Un tel mode de réalisation est particulièrement utile lorsque l'additif
alimentaire est moins dense que le liquide, mais aussi lorsqu'il est important d'obtenir
une dispersion précise et maîtrisée de l'additif alimentaire dans la partie basse
du liquide.
Enfin, dans un dernier mode de réalisation de la présente invention,
le rapport S/V des particules de la poudre de l'invention est compris entre 2 et
5. Cette caractéristique permet d'obtenir une dispersion de l'additif alimentaire
dans la totalité du volume du liquide.
La poudre décrite dans ce dernier mode de réalisation de la présente
invention permet la dispersion d'un additif alimentaire dans un liquide et ce, quelle
que soit la densité de l'additif utilisé.
La présente invention concerne encore un procédé d'apport d'additifs
alimentaire du type comprenant l'introduction dans un liquide et notamment dans
du vin, d'un additif alimentaire associé à un excipient effervescent, caractérisé
en ce que l'on introduit dans ledit liquide une poudre selon l'invention.
En fonction du type de dispersion souhaité, l'une des trois poudres
de la présente invention est sélectivement introduite dans le liquide.
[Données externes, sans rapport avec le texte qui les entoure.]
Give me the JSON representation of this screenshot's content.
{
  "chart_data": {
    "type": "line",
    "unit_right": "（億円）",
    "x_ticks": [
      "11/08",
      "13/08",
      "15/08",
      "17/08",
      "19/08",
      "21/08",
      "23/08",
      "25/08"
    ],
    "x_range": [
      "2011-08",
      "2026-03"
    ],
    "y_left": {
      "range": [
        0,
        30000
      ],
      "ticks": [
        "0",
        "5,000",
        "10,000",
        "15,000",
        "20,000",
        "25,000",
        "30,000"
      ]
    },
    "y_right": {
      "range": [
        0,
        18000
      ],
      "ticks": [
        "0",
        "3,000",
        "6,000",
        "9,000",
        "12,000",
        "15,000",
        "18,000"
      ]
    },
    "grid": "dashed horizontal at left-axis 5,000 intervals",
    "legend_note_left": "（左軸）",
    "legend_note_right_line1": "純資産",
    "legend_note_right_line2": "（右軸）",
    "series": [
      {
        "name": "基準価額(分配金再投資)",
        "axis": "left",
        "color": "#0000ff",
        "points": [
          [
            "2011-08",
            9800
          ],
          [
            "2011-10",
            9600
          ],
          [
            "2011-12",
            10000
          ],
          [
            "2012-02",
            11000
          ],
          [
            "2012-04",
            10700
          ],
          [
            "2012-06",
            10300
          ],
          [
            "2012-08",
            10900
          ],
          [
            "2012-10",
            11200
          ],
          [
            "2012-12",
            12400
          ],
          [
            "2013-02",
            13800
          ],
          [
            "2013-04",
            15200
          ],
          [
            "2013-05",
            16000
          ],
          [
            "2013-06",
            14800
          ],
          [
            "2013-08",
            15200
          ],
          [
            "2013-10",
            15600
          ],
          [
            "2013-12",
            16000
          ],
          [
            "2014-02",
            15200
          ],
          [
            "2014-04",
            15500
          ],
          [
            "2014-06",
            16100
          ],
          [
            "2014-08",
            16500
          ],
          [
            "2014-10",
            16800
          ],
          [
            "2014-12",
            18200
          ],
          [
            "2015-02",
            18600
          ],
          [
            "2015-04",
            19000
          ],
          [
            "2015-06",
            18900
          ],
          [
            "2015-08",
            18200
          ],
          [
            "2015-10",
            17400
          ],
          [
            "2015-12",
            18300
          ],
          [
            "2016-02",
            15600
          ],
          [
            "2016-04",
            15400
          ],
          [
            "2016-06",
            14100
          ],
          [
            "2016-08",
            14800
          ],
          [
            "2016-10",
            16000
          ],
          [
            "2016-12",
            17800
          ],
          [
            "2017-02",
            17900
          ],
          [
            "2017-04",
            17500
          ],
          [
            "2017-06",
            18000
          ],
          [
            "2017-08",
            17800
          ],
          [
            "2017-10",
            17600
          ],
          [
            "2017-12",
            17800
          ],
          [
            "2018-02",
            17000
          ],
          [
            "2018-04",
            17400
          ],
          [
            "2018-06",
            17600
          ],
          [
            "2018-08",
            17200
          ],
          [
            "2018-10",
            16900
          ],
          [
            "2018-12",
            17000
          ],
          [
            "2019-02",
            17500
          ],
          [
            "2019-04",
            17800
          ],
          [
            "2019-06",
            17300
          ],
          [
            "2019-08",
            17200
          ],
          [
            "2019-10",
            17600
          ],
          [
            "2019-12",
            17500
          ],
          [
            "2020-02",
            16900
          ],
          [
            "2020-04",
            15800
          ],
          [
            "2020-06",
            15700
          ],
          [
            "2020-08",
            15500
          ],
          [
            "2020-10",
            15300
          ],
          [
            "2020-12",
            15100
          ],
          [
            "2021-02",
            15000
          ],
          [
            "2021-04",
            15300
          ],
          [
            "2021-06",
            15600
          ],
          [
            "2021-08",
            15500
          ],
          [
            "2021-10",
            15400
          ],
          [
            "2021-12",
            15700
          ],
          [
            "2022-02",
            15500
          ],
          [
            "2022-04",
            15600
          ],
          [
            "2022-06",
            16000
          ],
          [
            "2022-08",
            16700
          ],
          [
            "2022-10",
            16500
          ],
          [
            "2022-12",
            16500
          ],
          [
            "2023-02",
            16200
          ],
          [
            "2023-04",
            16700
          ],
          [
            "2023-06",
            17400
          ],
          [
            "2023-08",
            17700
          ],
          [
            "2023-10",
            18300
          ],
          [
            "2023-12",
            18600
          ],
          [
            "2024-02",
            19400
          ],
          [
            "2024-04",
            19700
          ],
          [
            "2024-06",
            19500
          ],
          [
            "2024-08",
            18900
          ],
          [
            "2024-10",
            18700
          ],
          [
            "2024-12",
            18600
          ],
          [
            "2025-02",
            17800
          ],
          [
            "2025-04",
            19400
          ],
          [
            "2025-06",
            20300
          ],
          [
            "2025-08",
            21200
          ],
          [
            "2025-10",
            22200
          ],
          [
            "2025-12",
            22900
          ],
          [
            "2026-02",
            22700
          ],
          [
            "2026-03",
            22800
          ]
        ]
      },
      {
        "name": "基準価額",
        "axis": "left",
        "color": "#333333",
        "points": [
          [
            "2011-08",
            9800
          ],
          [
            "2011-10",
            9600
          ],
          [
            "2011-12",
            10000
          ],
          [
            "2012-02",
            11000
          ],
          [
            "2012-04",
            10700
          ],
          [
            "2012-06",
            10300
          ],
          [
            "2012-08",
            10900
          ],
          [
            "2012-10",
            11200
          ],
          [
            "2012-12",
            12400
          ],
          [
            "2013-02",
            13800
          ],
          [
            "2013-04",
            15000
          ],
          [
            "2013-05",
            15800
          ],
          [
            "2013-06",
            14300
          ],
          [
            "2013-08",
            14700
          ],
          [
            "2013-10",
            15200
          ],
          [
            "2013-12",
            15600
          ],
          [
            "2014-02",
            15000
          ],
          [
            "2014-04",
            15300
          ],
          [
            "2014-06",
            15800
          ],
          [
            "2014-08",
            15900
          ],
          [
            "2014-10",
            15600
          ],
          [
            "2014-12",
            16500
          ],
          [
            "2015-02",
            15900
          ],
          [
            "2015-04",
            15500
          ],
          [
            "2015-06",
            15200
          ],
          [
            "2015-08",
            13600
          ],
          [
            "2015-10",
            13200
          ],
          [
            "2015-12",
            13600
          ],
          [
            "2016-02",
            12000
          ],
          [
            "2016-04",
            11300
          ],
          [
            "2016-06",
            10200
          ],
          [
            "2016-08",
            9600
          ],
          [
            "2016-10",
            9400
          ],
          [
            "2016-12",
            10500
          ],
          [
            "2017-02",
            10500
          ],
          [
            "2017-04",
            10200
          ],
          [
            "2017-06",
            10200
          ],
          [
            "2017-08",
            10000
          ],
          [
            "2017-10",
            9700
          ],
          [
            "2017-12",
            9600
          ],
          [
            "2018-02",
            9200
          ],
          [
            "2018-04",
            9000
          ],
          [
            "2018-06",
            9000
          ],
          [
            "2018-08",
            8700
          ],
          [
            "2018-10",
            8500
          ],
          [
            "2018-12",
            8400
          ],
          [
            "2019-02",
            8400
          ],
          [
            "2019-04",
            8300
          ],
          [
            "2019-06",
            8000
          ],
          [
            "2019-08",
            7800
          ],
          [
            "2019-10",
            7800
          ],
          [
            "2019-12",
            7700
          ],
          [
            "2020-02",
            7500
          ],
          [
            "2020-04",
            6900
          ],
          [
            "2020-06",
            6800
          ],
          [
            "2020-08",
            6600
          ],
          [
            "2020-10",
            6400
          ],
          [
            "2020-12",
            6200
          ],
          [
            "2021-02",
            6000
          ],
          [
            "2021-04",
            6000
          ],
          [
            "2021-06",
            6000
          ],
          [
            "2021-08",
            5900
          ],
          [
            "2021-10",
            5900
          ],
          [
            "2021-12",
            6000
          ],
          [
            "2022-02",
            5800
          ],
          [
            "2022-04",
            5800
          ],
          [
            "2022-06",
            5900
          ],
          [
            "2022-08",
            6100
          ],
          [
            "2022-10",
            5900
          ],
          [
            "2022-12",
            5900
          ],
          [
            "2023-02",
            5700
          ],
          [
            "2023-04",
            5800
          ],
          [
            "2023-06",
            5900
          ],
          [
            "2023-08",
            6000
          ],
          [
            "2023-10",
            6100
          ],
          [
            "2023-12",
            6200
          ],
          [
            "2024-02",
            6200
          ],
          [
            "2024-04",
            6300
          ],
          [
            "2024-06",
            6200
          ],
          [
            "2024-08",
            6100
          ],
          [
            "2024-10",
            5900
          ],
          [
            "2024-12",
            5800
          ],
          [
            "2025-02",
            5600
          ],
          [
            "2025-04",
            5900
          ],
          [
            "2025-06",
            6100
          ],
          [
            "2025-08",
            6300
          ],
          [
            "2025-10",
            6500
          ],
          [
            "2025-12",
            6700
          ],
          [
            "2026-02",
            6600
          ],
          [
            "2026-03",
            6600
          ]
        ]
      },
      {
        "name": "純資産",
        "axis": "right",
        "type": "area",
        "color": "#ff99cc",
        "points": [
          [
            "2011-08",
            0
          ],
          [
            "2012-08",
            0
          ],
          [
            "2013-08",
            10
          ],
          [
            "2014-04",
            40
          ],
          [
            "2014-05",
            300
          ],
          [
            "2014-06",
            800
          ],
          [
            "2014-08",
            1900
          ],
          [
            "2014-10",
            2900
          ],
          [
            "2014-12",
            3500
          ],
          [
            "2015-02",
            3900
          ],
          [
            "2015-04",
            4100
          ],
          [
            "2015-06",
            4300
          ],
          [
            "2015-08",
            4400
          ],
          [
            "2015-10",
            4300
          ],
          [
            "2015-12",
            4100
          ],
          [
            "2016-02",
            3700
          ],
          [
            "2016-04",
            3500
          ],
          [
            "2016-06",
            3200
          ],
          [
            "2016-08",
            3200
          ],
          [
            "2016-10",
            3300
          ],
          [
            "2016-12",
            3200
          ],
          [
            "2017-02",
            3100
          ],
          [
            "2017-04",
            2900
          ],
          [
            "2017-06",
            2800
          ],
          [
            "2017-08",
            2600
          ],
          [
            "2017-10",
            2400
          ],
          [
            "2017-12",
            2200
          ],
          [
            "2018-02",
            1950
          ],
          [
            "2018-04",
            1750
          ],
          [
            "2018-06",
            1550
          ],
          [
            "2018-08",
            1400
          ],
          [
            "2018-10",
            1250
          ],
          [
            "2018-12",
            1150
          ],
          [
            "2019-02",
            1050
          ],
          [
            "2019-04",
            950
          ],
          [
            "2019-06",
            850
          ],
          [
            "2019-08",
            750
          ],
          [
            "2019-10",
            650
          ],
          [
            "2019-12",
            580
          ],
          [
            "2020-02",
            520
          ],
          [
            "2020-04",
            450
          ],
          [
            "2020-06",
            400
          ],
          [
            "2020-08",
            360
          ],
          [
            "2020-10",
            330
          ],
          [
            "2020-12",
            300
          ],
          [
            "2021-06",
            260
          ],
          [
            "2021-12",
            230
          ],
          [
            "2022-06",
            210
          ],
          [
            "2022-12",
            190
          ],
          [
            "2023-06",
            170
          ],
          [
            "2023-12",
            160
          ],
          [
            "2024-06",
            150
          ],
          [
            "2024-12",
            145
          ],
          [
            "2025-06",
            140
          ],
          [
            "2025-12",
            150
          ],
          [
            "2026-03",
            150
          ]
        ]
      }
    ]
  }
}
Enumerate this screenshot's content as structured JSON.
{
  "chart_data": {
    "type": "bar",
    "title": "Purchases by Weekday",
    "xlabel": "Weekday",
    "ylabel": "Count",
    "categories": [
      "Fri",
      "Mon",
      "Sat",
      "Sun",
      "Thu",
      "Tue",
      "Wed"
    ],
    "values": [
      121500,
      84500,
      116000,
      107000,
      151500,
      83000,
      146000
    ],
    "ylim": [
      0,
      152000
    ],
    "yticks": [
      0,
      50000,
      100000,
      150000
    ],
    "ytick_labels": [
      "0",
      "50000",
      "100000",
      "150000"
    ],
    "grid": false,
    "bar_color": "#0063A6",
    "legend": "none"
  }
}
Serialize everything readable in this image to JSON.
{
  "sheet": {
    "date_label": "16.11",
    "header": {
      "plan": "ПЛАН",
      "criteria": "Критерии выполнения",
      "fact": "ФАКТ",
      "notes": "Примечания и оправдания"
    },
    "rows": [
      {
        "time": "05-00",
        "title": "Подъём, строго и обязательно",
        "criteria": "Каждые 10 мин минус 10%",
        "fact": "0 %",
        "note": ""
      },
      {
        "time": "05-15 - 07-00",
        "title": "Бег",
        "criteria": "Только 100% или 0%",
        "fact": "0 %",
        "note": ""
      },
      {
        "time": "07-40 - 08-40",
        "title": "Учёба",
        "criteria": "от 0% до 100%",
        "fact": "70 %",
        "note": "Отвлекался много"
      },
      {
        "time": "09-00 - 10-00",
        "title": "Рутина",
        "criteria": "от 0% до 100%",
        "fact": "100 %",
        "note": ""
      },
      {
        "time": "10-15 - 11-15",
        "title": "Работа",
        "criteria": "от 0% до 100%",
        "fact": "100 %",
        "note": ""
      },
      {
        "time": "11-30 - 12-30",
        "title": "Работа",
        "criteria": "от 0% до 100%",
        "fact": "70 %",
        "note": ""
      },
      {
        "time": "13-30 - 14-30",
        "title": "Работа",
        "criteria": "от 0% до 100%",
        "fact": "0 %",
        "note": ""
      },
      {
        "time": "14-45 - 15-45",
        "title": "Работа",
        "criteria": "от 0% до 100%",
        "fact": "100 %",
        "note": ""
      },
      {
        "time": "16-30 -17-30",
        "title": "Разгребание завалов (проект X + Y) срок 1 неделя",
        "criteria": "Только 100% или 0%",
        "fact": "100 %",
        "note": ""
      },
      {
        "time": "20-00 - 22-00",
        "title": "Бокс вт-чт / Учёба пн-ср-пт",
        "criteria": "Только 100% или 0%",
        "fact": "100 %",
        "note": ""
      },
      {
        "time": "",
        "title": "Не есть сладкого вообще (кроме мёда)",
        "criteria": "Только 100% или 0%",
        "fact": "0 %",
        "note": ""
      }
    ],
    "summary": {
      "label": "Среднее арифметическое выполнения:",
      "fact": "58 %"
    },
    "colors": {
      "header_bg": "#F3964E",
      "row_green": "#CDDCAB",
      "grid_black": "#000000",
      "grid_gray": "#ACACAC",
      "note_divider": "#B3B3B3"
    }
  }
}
Ainsi, le
procédé d'apport d'additifs alimentaire de l'invention visant à disperser ledit
additif dans la partie supérieure d'une cuve comprendra l'utilisation d'une poudre
dont les particules présentent un rapport S/V compris entre 8 et 12. Respectivement,
le procédé visant à disperser ledit additif dans la partie inférieure d'une cuve
comprendra l'utilisation d'une poudre dont les particules présentent un rapport
S/V compris entre 1 et 2.
La poudre de l'invention est dosée volumétriquement avec un verre
mesureur gradué en masse de matière active. Une fois le volume de poudre à ajouter
au liquide défini, la poudre est versée par le haut du récipient.
Pour des opérations répétitives sur de nombreux récipients, comme
par exemple le sulfitage de barriques de 225 litres, l'utilisation d'un godet de
25 ml permet d'ajouter rapidement la dose adéquate de poudre. Contrairement aux
procédés connus, un brassage final n'est pas nécessaire et l'opération de sulfitage
est réalisée en 5 à 20 fois moins de temps.
La dispersion souhaitée est obtenue après environ 60 minutes
D'autres caractéristiques et avantages de la présente invention apparaîtront
dans les exemples qui suivent qui décrivent différents modes d'obtention et d'utilisation
des poudres de l'invention.
I. Préparation d'une poudre selon l'invention utile pour la dispersion
de SO2.
Un procédé de préparation par granulation humide d'une poudre selon
l'invention permettant la dispersion du SO2 comprend les étapes suivantes
:
- la préparation d'un mélange de métabisulfite de potassium et de dicarbonate
de potassium dans des proportions de 1 pour 1,
- l'humidification sous une forte agitation et malaxage, jusqu'à l'obtention d'une
poudre formée de petits grains,
- la calibration de la poudre par tamisage pour standardiser la taille des particules.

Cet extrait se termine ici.